New ICANN CEO Promises More Transparency And BalancePublished on 12 October 2012 @ 10:08 pm
Intellectual Property Watch
By Monika Ermert for Intellectual Property Watch
The new CEO of the Internet Corporation for Assigned Names and Numbers (ICANN), Fadi Chehadé, today announced a new structure to enhance transparency, visibility and balance of the private net managing body to be presented on the official opening day of the Toronto meeting.
Chehadé, who took over 40 days ago, spoke at a 12 October pre-conference of the ICANN Non-Commercial User Constituency (NCUC) and did not hold back criticism of ICANN. A “disfunctional relationship” between ICANN board and staff, a “culture of fear” at the staff level (a fear of making mistakes and being hold responsible) and most importantly, several layers of imbalances, are things he has already started to tackle, he said. Not only there is an imbalance between English-language and non-English-language speakers, which is the result of where ICANN came from, but also there is still some work ahead to create a multi-equal-stakeholder playing field.

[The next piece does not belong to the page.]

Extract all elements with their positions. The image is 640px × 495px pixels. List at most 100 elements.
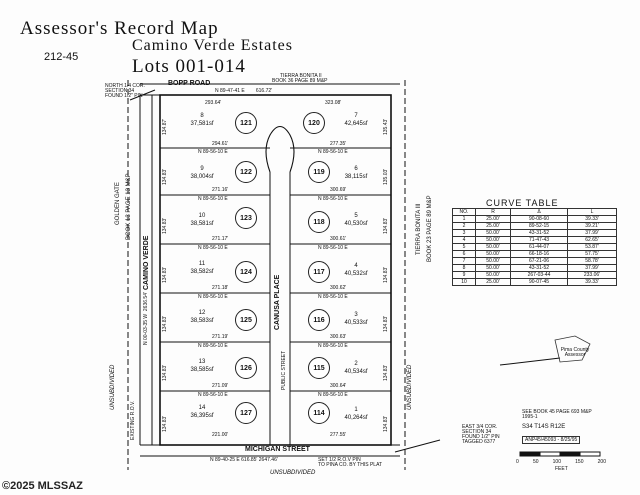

“It is not one government above the others, or governments above us or one group above the other groups,” Chehadé said emphatically. The first people he would meet when going to a new city, he said, would be “not the people in the fancy suits” but the at-large internet community.
A shifting, and more important role of the broader internet community and users at large was also the topic of the NCUC pre-conference on “ICANN & Internet Governance: Security and Freedom in a Connected World.” Ron Deibert from Citizen Lab challenged the community to take up their role in protecting the internet, in a decentralised, classical internet way, against rising security threats – and not leave that task to the states that in fact are trying to roll back civil rights.
The NCUC Toronto conference, sponsored by the Brazilian Internet Steering Committee, also talked about the “hot potato” new Registrar Accreditation Agreement in which law enforcement from some countries want to have Whois data retention provisions, objections and potential censorship of new top-level domain (TLD) applications by governments and the debate about the World Conference on International Telecommuncation (WCIT), all of which will be discussed during the 14-18 October ICANN 45 meeting.